Dalam pernyataan tertulis Kementerian Luar Negeri, Indonesia mengajukan diri untuk menjadi fasilitator dialog para pihak yang berkonflik. “Apabila disetujui kedua belah pihak, Presiden Indonesia bersedia untuk bertolak ke Teheran guna melakukan mediasi,” demikian tertulis dalam pernyataan tersebut, Sabtu, 28 Februari 2026.
Indonesia menyesalkan kegagalan perundingan Amerika Serikat dengan Iran sehingga konflik bersenjata kembali meletus. Kementerian Luar Negeri pun menyerukan agar semua pihak yang terlibat menahan diri serta mengedepankan dialog dan diplomasi.
“Pemerintah Indonesia, dalam hal ini Presiden Republik Indonesia, menyampaikan kesiapan untuk memfasilitasi dialog bagi terciptanya kembali kondisi keamanan yang kondusif,” seperti tertulis dalam pernyataan Kemlu.
Dalam rilis yang sama, Indonesia kembali menekankan pentingnya menghormati kedaulatan dan integritas wilayah setiap negara. Kemlu pun menyerukan agar setiap perbedaan diselesaikan melalui cara damai.
Tempo masih berupaya menghubungi Menteri Sekretaris Negara Prasetyo Hadi soal kesiapan Prabowo berangkat ke Iran untuk menjadi juru damai.
Organisasi Penerbangan Sipil Iran sebelumnya mengumumkan bahwa seluruh wilayah udara negara itu telah ditutup hingga pemberitahuan lebih lanjut sejak Sabtu 28 Februari 2026. Langkah ini dilakukan setelah Israel melakukan serangan terhadap Iran. Beberapa ledakan terdengar di ibu kota Iran, Teheran, dengan asap tebal terlihat membubung di beberapa bagian kota.
Seorang pejabat AS mengatakan kepada Al Jazeera bahwa serangan terhadap Iran dilakukan sebagai operasi militer gabungan antara AS dan Israel.
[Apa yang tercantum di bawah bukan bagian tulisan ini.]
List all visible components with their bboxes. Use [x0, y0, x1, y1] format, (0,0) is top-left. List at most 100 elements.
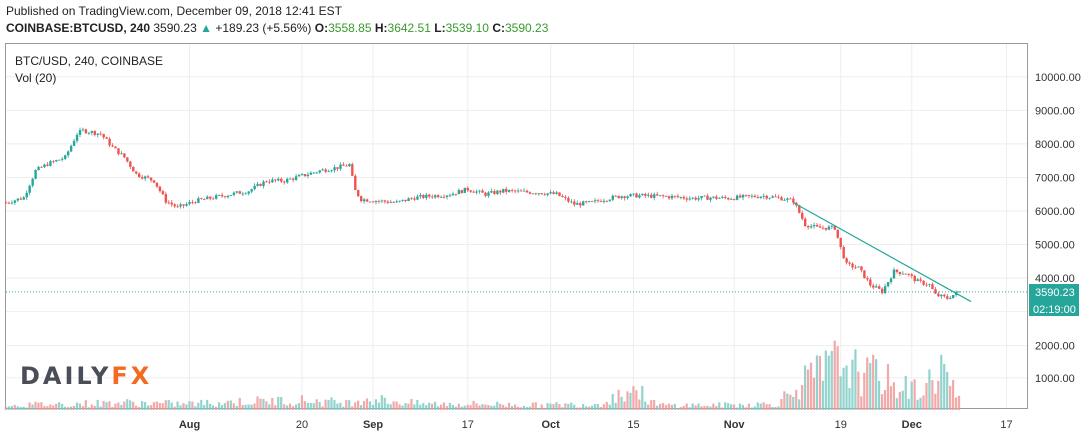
candle-body	[650, 194, 653, 198]
candle-body	[472, 191, 475, 193]
volume-bar	[744, 407, 747, 410]
candle-body	[339, 164, 342, 169]
volume-bar	[377, 402, 380, 410]
candle-body	[58, 159, 61, 161]
volume-bar	[910, 381, 913, 410]
volume-bar	[943, 363, 946, 410]
candle-body	[712, 196, 715, 198]
price-tick-label: 10000.00	[1035, 72, 1081, 84]
candle-body	[120, 153, 123, 155]
candle-body	[679, 197, 683, 198]
volume-bar	[931, 380, 934, 410]
candle-body	[617, 195, 620, 199]
open-label: O:	[314, 21, 329, 35]
volume-bar	[724, 402, 727, 410]
volume-bar	[220, 405, 224, 410]
candle-body	[629, 194, 632, 197]
volume-bar	[380, 395, 383, 410]
candle-body	[688, 198, 691, 200]
candle-body	[93, 131, 96, 135]
candle-body	[750, 195, 754, 197]
volume-bar	[715, 406, 718, 410]
volume-bar	[922, 395, 925, 410]
candle-body	[798, 205, 801, 213]
candle-body	[854, 267, 857, 269]
volume-bar	[493, 405, 496, 410]
candle-body	[72, 140, 76, 146]
candle-body	[140, 176, 144, 179]
volume-bar	[830, 350, 833, 410]
volume-bar	[401, 405, 404, 410]
candle-body	[780, 197, 783, 201]
candle-body	[502, 188, 505, 193]
candle-body	[354, 175, 357, 191]
candle-body	[306, 174, 310, 177]
volume-bar	[706, 405, 709, 410]
volume-bar	[283, 404, 286, 410]
close-label: C:	[492, 21, 505, 35]
volume-bar	[140, 401, 144, 410]
volume-bar	[818, 356, 821, 410]
volume-bar	[582, 404, 585, 410]
candle-body	[457, 190, 461, 195]
candle-body	[197, 198, 200, 203]
volume-bar	[182, 403, 185, 410]
candle-body	[765, 195, 768, 199]
volume-bar	[883, 389, 887, 410]
volume-bar	[519, 407, 523, 410]
volume-bar	[297, 403, 301, 410]
candle-body	[730, 199, 733, 200]
candle-body	[351, 164, 354, 176]
volume-bar	[558, 404, 561, 410]
candle-body	[262, 181, 265, 186]
volume-bar	[25, 407, 28, 410]
volume-bar	[765, 404, 768, 410]
candle-body	[108, 138, 111, 146]
chart-frame[interactable]	[5, 43, 1028, 409]
candle-body	[812, 225, 816, 227]
time-tick-label: Dec	[902, 419, 922, 431]
candle-body	[842, 247, 845, 259]
volume-bar	[898, 391, 901, 410]
volume-bar	[516, 406, 520, 410]
volume-bar	[268, 404, 271, 410]
volume-bar	[37, 402, 40, 410]
candle-body	[268, 181, 271, 183]
volume-bar	[167, 400, 170, 410]
candle-body	[756, 197, 760, 198]
volume-bar	[561, 407, 564, 410]
candle-body	[55, 160, 58, 162]
candle-body	[360, 196, 363, 202]
volume-bar	[212, 405, 215, 410]
price-tick-label: 6000.00	[1035, 206, 1075, 218]
volume-bar	[472, 400, 475, 410]
volume-bar	[49, 404, 52, 410]
candle-body	[286, 178, 289, 183]
volume-bar	[957, 395, 961, 410]
volume-bar	[58, 402, 61, 410]
volume-bar	[389, 404, 392, 410]
candle-body	[235, 191, 239, 193]
candle-body	[448, 195, 452, 197]
candle-body	[333, 167, 336, 171]
candle-body	[727, 197, 730, 200]
volume-bar	[291, 406, 295, 410]
volume-bar	[357, 400, 360, 410]
volume-bar	[469, 405, 472, 410]
candle-body	[454, 193, 458, 195]
volume-bar	[732, 404, 736, 410]
volume-bar	[454, 406, 457, 410]
volume-bar	[620, 396, 623, 410]
candle-body	[857, 266, 860, 268]
candle-body	[895, 269, 899, 272]
candle-body	[570, 201, 573, 203]
trendline[interactable]	[793, 202, 972, 303]
candle-body	[753, 195, 757, 198]
volume-bar	[442, 402, 446, 410]
volume-bar	[78, 403, 81, 410]
candle-body	[442, 196, 446, 198]
volume-bar	[315, 399, 318, 410]
volume-bar	[179, 405, 182, 410]
volume-bar	[676, 408, 679, 410]
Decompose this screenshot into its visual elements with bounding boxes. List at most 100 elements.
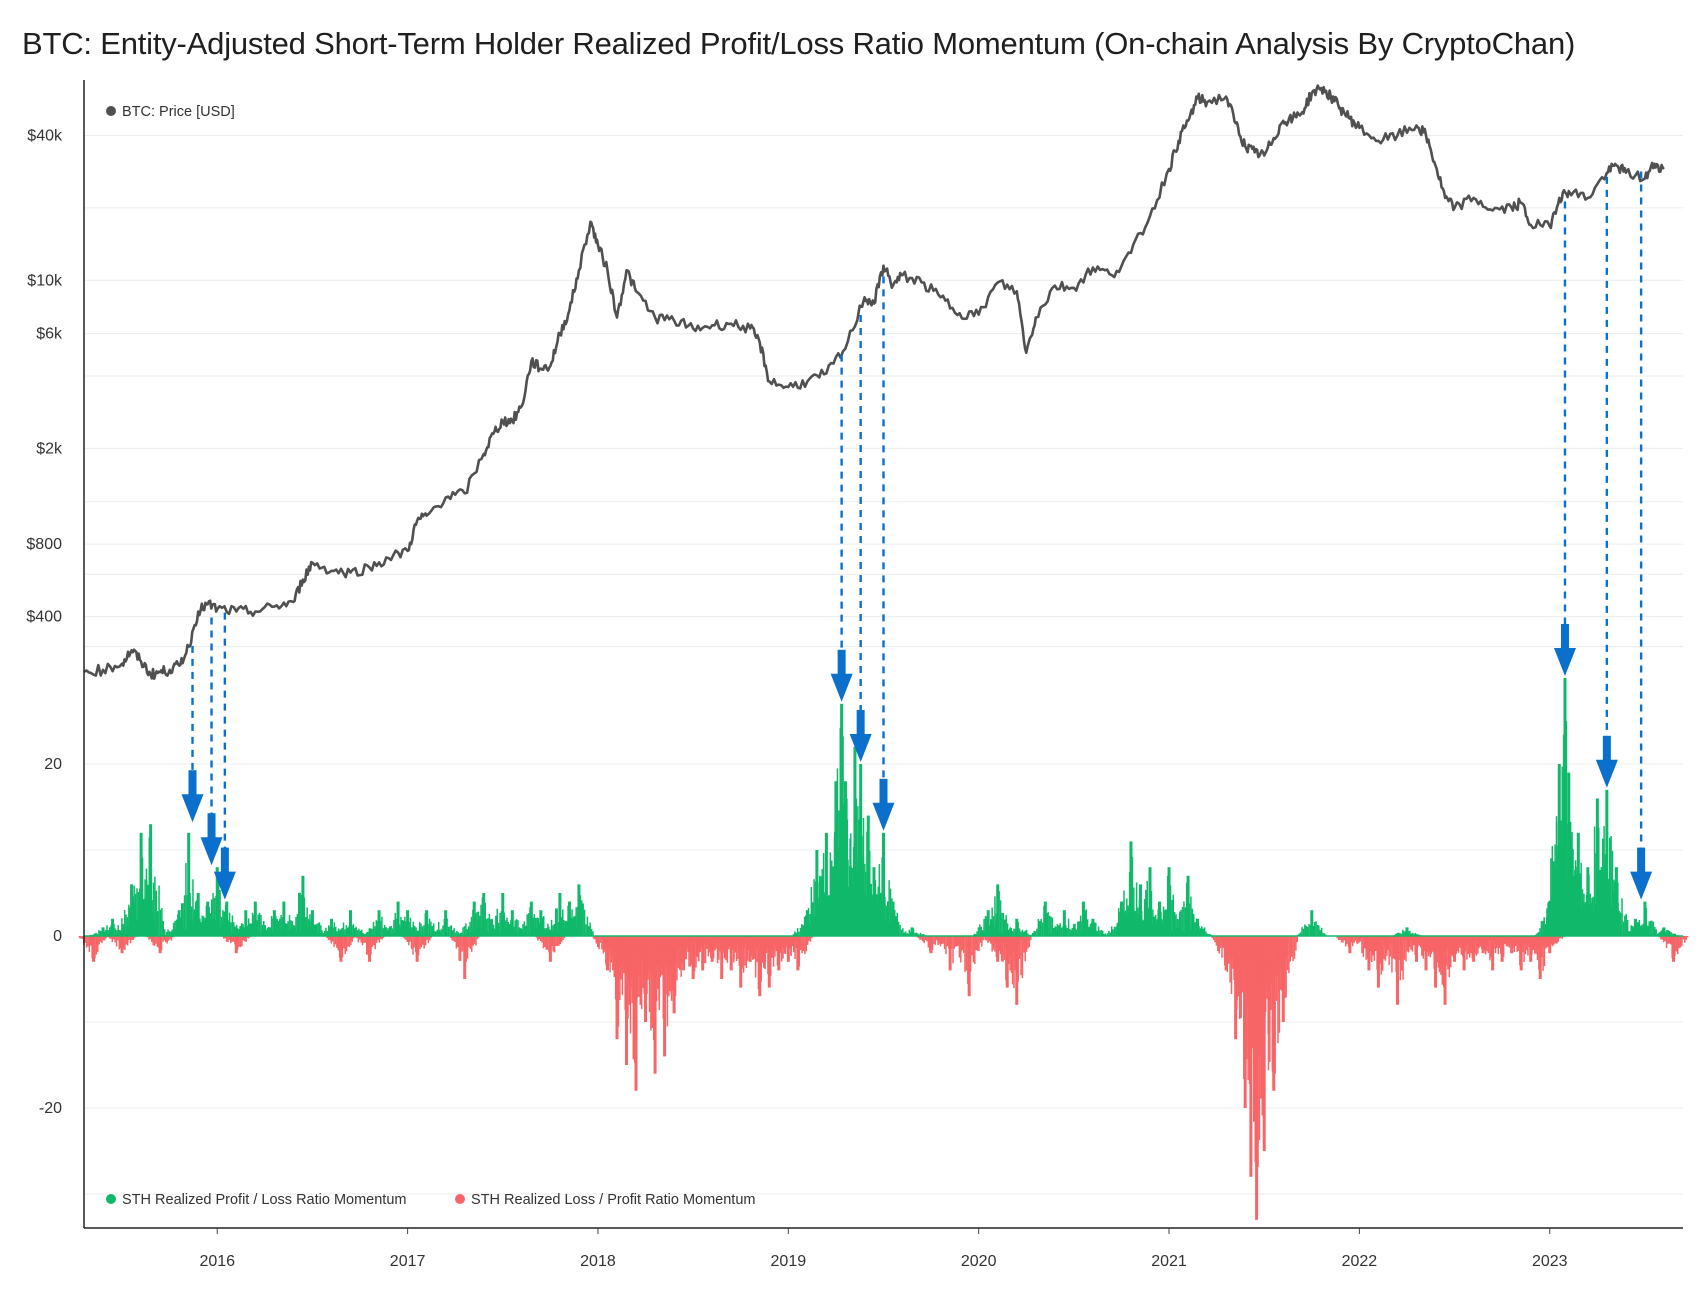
loss-bar-fill: [1364, 936, 1366, 949]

Ia menambahkan serangan udara gabungan AS-Israel ini bertujuan untuk melumpuhkan aparat keamanan Iran.
Korps Garda Revolusi Iran (IRGC) telah mengkonfirmasi bahwa mereka telah meluncurkan rudal dan drone ke arah Israel menyusul serangan gabungan Amerika Serikat-Israel pada Sabtu 28 Februari 2026. “Sebagai tanggapan atas agresi musuh yang bermusuhan dan kriminal terhadap Republik Islam Iran, gelombang pertama serangan rudal dan drone besar-besaran oleh Republik Islam Iran terhadap wilayah pendudukan telah dimulai.”